4. [appellant] betoogt dat het college de locatie in redelijkheid niet kon aanwijzen, nu ORAC's op deze locatie tot een verkeersonveilige situatie leiden. Daartoe voert hij aan dat de locatie zich op de rijbaan bevindt en dat, indien zich aan de andere kant geparkeerde auto's bevinden, een breedte van de rijbaan van slechts 2 m tot 2,5 m resteert. Ook kunnen de bovengrondse delen van de ORAC's op de rijbaan door hun slechte zichtbaarheid in de avond en nacht tot ongelukken leiden, aldus [appellant]. Volgens [appellant] heeft het college ten onrechte nagelaten om de keuze voor de locatie met het oog op de verkeerssituatie vooraf voor te leggen aan de ambtelijke commissie "Vooroverleg Over Verkeerszaken" (hierna: het VOV).

4.1. Direct voor en achter de kruising met de Arnicalaan wordt een strook van de Muurbloemweg gebruikt voor parkeren.
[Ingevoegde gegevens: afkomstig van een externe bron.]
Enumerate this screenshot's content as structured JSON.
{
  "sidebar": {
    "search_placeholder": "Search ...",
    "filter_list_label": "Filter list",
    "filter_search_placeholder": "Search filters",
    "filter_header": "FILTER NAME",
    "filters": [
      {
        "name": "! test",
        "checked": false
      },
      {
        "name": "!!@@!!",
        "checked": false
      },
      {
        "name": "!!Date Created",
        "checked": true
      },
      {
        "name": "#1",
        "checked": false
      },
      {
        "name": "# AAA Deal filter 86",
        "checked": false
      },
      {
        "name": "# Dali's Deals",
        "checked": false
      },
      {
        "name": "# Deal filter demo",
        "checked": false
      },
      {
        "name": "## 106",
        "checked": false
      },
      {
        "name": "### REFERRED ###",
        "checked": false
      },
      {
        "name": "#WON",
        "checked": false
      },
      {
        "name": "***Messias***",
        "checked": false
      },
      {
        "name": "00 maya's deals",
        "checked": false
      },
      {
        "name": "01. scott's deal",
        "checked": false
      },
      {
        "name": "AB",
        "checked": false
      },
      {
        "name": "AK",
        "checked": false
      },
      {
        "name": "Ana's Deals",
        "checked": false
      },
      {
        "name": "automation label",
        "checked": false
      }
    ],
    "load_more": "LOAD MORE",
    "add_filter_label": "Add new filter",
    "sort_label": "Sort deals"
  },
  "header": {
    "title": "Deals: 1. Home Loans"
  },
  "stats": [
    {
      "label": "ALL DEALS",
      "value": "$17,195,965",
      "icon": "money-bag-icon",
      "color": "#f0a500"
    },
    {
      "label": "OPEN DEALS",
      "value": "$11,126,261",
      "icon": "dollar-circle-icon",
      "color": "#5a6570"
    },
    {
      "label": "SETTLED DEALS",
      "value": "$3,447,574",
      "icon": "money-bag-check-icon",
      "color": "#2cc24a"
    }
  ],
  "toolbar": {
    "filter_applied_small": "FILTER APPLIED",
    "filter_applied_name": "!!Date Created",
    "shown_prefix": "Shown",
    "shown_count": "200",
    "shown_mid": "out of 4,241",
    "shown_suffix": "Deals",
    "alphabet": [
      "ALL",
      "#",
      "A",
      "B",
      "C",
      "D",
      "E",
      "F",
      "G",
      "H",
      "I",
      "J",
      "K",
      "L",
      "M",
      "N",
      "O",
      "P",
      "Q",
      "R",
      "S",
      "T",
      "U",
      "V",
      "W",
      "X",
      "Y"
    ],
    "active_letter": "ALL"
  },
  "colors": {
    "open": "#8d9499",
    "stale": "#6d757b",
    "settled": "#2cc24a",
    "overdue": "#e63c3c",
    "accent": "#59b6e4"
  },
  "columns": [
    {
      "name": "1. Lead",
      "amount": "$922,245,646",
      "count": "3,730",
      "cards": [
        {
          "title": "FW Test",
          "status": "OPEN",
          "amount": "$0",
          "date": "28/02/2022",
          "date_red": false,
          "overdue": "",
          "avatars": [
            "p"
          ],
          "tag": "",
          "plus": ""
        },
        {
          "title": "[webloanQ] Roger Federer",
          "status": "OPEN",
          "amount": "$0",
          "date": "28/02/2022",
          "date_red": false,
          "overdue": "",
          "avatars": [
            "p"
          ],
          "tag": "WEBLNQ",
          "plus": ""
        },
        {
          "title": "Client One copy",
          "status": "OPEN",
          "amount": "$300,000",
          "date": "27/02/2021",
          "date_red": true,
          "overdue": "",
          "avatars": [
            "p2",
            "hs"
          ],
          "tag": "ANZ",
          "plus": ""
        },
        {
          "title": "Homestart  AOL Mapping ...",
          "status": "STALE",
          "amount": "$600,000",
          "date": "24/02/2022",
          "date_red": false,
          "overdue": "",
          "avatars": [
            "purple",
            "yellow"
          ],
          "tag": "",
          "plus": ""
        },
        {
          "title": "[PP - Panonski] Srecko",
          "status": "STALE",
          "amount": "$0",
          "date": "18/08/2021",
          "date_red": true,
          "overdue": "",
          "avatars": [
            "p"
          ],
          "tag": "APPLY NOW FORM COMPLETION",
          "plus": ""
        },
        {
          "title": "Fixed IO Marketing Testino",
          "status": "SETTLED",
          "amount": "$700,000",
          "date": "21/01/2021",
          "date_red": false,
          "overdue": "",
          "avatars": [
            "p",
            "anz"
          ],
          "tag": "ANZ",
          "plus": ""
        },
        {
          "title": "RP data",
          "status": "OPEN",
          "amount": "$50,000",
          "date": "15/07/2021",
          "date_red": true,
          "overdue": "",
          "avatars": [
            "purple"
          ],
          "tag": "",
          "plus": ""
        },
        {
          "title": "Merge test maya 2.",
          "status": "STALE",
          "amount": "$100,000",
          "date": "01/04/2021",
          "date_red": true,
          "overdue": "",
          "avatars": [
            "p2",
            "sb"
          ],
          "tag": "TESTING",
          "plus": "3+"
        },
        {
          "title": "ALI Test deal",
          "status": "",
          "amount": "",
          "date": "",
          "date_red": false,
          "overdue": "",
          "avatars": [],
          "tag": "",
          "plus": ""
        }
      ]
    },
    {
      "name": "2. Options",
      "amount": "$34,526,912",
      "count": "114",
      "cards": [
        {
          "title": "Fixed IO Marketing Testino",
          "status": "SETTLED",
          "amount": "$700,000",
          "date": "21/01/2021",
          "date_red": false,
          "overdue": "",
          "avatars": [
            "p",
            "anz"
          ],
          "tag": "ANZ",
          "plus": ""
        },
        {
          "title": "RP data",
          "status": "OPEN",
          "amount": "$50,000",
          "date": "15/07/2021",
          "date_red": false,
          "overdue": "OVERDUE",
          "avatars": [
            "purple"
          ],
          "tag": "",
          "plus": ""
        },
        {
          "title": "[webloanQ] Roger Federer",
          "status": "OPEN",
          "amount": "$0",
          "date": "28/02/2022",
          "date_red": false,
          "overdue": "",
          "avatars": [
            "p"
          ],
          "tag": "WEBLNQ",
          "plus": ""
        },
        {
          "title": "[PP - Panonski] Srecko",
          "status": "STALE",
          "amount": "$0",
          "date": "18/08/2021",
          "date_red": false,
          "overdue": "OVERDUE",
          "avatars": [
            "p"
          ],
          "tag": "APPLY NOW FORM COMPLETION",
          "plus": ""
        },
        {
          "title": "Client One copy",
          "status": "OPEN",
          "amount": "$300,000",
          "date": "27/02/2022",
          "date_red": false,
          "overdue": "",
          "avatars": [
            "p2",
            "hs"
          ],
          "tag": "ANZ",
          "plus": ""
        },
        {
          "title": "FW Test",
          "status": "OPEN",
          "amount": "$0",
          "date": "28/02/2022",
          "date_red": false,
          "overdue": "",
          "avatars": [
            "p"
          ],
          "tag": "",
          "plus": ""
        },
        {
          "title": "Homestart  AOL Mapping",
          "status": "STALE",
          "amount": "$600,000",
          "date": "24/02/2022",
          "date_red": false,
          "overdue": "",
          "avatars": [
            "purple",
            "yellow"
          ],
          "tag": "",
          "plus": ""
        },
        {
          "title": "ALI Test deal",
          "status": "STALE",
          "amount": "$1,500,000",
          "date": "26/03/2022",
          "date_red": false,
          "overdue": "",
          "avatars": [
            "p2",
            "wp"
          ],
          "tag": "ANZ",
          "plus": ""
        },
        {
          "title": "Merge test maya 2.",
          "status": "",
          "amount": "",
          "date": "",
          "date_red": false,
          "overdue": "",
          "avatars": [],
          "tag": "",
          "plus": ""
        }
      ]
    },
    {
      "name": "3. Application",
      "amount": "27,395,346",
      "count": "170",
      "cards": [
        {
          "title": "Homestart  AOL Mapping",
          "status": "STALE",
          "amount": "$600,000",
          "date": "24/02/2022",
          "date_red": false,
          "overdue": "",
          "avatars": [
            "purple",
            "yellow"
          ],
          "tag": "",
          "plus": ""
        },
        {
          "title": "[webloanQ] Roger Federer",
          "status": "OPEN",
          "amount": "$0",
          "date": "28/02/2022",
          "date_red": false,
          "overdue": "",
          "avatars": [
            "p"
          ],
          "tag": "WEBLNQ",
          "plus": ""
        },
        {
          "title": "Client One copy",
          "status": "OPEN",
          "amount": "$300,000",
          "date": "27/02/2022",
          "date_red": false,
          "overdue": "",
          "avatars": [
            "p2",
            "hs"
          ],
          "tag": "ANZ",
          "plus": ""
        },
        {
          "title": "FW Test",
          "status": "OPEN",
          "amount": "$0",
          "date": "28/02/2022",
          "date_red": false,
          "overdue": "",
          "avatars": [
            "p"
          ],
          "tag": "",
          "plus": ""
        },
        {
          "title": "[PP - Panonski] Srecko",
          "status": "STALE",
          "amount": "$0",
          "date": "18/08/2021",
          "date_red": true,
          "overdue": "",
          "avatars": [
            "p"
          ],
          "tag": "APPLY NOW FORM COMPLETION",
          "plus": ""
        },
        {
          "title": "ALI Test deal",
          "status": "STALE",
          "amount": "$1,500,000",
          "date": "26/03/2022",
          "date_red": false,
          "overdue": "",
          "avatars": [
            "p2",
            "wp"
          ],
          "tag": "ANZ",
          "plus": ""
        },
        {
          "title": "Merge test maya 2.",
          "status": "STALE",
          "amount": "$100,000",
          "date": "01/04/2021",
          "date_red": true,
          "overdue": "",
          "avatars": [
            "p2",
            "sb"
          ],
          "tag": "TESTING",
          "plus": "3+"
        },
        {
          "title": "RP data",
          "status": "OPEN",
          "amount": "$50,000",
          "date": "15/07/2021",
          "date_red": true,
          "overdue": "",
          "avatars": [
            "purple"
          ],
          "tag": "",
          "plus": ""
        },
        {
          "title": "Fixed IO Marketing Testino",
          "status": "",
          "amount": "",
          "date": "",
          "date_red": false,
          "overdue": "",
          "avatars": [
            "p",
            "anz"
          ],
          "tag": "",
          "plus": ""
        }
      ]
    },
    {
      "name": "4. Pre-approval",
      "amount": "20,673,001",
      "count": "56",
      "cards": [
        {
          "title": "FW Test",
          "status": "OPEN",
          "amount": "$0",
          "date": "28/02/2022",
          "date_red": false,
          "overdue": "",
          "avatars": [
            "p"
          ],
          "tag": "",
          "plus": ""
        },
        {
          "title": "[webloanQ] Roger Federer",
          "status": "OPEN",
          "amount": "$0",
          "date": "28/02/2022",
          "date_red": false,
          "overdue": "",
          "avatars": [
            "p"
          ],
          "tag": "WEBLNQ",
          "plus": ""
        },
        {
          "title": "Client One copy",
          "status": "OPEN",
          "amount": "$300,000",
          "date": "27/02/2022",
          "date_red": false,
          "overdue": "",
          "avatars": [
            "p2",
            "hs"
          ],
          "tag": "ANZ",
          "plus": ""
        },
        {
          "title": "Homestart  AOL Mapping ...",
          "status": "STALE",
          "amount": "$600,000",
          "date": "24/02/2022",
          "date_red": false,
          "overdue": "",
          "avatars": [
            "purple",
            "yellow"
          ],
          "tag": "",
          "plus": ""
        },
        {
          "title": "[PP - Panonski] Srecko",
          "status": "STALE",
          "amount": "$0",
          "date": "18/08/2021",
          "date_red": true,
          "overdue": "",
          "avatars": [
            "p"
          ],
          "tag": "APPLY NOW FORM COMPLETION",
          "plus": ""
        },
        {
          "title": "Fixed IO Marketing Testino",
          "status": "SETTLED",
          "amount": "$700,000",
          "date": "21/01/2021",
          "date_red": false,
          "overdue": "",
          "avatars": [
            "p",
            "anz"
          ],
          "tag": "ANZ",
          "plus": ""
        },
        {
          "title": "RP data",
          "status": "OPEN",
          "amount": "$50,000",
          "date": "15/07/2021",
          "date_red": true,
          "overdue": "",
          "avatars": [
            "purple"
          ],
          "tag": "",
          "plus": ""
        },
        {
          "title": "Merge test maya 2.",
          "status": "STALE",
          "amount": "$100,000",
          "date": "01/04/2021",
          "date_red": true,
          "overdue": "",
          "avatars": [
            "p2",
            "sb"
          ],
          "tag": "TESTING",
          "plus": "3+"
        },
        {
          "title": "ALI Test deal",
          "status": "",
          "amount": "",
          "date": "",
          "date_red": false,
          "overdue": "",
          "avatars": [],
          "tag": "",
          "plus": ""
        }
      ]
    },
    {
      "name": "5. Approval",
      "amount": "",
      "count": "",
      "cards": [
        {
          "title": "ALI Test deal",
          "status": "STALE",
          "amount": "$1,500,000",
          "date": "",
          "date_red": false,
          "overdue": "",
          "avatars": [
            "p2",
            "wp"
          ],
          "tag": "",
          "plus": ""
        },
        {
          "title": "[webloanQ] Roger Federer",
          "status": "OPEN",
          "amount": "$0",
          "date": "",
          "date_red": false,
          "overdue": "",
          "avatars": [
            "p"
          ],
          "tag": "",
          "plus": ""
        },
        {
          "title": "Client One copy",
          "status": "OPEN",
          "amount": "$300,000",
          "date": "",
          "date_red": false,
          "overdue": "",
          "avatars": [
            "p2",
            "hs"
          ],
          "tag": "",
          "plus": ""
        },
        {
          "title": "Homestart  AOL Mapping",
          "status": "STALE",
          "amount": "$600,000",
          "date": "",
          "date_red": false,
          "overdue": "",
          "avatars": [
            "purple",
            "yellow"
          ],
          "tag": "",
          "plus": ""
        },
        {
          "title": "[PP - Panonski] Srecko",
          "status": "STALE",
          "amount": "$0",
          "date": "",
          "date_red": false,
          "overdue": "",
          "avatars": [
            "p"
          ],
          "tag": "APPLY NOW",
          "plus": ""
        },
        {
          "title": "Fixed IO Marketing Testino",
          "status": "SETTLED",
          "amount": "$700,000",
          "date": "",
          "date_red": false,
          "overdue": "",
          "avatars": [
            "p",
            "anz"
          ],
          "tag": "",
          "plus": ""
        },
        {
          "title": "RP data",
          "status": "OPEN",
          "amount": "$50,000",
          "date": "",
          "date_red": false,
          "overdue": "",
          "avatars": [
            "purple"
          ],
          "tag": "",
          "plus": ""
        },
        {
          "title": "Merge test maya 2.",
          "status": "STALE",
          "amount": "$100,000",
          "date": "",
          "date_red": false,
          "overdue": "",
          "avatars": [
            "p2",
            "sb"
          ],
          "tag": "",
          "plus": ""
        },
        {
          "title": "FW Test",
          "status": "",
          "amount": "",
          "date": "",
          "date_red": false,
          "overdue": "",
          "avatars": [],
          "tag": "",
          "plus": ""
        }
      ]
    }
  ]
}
De ORAC's zijn voorzien bij de kruising, in het verlengde van die strook. Ter zitting is komen vast te staan dat de ORAC's niet een breder deel van de rijbaan innemen dan geparkeerde auto's op deze strook. De aanwezigheid van de ORAC's leidt feitelijk dan ook niet tot een versmalling van de rijbaan, wat er ook zij van de vraag of een versmalling uit een oogpunt van verkeersveiligheid al dan niet onaanvaardbaar zou zijn. Voorts heeft het college ter zitting toegelicht dat rondom de ORAC's een stoep wordt aangelegd met een stoeprand, zodat voor het verkeer zichtbaar is dat deze grond geen deel uitmaakt van de rijweg. Verder heeft het college ter zitting naar voren gebracht dat het VOV op de hoogte is gesteld van het voornemen om de locatie aan te wijzen en dat het VOV geen aanleiding heeft gezien om daarover een (negatief) advies uit te brengen.

Gelet op het voorgaande bestaat geen grond voor het oordeel dat het college in de gevolgen van plaatsing van ORAC's voor de verkeersveiligheid aanleiding had moeten vinden om af te zien van aanwijzing van de locatie.

Het betoog faalt.

5. [appellant] betoogt dat het college de locatie in redelijkheid niet kon aanwijzen, gelet op de nadelige gevolgen voor het straatbeeld. Daarbij voert hij aan dat de Muurbloemweg een doorgaande loop- en fietsroute voor toeristen en bewoners is. Volgens hem vormen de ORAC's een vierkant blok dat niet passend is in de omgeving en bij de ruimtelijke objecten, waaronder een beeldbepalende bomenrij langs de Arnicalaan.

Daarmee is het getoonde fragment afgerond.